Vale la pena, infine, valutare un’ultima intercettazione fra una dirigente Asl e la “zarina”, a seguito dell’assunzione del figlio:

“Mi hai reso la donna più felice della terra, ti giuro.. Potessi ti… ti farei un monumento, giuro..”
“Tranquilla”.


Anche assunzione di congiunti, dunque. Nella stessa vicenda diversi figli di dirigenti dell’Asl, secondo un grottesco bagaglio d’intercettazioni, hanno ricevuto simile trattamento. Perfino conviventi ed ex amanti trovavano un ruolo, come nel caso di Pietrogino Pezzano (ex numero uno dell’Asl monzese e uomo forte di Roberto Formigoni), nelle società fittizie, facendoli partecipare alla distribuzione degli utili degli appalti truccati. Un meccanismo più articolato con assunzioni e compartecipazioni in attività volte alla redistribuzione dei proventi dati dall’assegnazione degli appalti della società in cui avevano un ruolo puramente fittizio.

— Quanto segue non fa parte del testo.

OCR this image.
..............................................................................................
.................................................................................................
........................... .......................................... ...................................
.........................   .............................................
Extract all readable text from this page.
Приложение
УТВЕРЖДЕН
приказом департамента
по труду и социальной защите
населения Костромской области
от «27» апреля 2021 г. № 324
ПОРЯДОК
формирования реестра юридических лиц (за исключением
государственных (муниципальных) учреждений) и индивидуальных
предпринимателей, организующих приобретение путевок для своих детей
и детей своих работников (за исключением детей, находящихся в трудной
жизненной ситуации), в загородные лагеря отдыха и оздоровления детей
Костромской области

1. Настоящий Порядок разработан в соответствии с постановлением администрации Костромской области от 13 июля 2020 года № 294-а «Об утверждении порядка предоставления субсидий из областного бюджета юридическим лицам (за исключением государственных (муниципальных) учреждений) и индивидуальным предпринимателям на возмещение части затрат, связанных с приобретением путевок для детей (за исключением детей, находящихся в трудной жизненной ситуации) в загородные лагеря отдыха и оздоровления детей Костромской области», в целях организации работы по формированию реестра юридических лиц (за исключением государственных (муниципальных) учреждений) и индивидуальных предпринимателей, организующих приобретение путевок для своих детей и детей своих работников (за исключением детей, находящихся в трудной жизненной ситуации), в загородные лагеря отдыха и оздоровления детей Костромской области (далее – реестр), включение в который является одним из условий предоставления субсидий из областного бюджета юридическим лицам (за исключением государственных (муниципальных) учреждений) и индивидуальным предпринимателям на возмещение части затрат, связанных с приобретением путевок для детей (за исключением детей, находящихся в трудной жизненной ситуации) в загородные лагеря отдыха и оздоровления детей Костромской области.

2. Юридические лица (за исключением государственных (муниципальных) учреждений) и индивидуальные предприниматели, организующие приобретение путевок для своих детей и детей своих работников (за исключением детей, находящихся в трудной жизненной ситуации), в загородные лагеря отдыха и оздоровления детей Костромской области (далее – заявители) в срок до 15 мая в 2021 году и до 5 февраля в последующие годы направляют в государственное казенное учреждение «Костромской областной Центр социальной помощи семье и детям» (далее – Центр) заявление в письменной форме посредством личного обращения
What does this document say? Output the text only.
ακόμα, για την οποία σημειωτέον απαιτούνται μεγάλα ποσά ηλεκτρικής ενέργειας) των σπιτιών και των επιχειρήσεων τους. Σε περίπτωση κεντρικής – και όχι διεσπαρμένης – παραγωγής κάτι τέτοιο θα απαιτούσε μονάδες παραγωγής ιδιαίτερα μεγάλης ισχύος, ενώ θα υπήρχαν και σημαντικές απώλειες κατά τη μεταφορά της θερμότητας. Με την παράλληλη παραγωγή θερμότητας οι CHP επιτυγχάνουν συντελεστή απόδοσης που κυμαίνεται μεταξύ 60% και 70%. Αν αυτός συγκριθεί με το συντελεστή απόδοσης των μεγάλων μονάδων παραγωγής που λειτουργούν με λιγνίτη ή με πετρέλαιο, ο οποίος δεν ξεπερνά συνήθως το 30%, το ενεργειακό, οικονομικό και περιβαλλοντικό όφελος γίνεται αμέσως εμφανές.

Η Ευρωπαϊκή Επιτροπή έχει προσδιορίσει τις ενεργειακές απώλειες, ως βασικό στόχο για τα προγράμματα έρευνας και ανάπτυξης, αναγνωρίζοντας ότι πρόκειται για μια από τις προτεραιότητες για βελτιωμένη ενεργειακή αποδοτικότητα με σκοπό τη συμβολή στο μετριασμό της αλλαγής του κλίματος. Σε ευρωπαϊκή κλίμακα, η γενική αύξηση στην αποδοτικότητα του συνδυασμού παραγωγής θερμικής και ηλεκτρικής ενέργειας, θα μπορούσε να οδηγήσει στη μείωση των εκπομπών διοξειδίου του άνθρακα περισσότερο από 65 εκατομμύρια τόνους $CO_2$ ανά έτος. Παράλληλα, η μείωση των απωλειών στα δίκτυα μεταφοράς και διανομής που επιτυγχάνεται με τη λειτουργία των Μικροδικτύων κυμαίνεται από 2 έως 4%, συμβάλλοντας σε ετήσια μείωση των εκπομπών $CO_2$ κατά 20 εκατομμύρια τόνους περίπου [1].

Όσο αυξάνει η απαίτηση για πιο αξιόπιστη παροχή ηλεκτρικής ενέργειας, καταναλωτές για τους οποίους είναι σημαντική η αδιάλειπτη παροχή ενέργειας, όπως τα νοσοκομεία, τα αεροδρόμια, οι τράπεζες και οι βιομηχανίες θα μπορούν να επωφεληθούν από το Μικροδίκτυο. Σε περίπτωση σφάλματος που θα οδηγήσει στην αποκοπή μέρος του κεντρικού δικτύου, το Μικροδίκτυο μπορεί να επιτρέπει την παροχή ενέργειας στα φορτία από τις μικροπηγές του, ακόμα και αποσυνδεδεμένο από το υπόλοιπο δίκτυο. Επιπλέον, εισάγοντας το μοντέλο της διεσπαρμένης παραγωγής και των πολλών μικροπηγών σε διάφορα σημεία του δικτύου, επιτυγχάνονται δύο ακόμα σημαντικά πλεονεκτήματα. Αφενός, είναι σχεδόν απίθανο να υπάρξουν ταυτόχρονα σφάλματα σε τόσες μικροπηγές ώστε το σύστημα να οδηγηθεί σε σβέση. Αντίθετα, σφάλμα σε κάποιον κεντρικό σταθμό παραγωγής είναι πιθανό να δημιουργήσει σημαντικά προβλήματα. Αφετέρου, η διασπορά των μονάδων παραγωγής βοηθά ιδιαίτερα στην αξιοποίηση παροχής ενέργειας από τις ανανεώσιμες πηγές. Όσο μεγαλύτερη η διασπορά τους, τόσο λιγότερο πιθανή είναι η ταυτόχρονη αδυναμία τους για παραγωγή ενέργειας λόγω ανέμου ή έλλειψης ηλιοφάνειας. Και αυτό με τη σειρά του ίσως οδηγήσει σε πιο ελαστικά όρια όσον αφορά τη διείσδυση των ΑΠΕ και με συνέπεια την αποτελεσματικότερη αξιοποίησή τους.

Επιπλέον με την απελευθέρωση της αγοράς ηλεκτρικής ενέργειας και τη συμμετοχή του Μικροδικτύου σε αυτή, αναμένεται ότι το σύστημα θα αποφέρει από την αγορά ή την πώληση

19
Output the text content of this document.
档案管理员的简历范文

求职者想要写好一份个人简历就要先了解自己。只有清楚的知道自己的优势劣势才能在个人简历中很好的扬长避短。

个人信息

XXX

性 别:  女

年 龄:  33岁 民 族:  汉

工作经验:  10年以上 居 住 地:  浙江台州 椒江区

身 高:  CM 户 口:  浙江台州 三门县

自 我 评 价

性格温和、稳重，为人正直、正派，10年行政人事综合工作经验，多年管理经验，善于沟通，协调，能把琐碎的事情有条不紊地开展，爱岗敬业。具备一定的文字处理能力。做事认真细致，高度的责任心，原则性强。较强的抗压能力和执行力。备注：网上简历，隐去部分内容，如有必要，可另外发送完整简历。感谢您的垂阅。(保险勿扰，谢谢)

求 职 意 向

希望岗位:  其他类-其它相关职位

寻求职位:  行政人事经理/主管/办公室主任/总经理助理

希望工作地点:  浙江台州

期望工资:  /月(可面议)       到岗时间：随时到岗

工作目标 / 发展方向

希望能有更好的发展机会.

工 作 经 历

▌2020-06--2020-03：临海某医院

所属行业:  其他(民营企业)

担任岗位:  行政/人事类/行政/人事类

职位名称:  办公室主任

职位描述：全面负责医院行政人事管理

In conclusione, quello che emerge dagli ultimi cinque anni di sanità lombarda, secondo il professor Alberto Vannucci (Università di Pisa) è un campo minato di scandali, favori, tintinnii di manette ed uno stato di corruzione sistemica consolidatasi nel tempo e che si è tradotta in un sistematico saccheggio delle risorse pubbliche anche e soprattutto come frutto dell’attuazione del programma politico stesso (le privatizzazioni di ampie porzioni dell’assistenza sanitaria). Una struttura endemica di reati senza vittime che hanno ormai ampiamente superato qualsiasi intermediario (Daccò) o dazione ambientale (Tangentopoli) muovendosi verso un reticolo di conflitti d’interesse e favori incrociati fino alla radice. Dentiere e sorrisi dorati sono soltanto un aspetto, residuale, di un’intera struttura a rischio marcescenza: laddove non arriverà la finanza, gli amici degli amici potranno ancora avvinghiarsi fra loro e moltiplicarsi.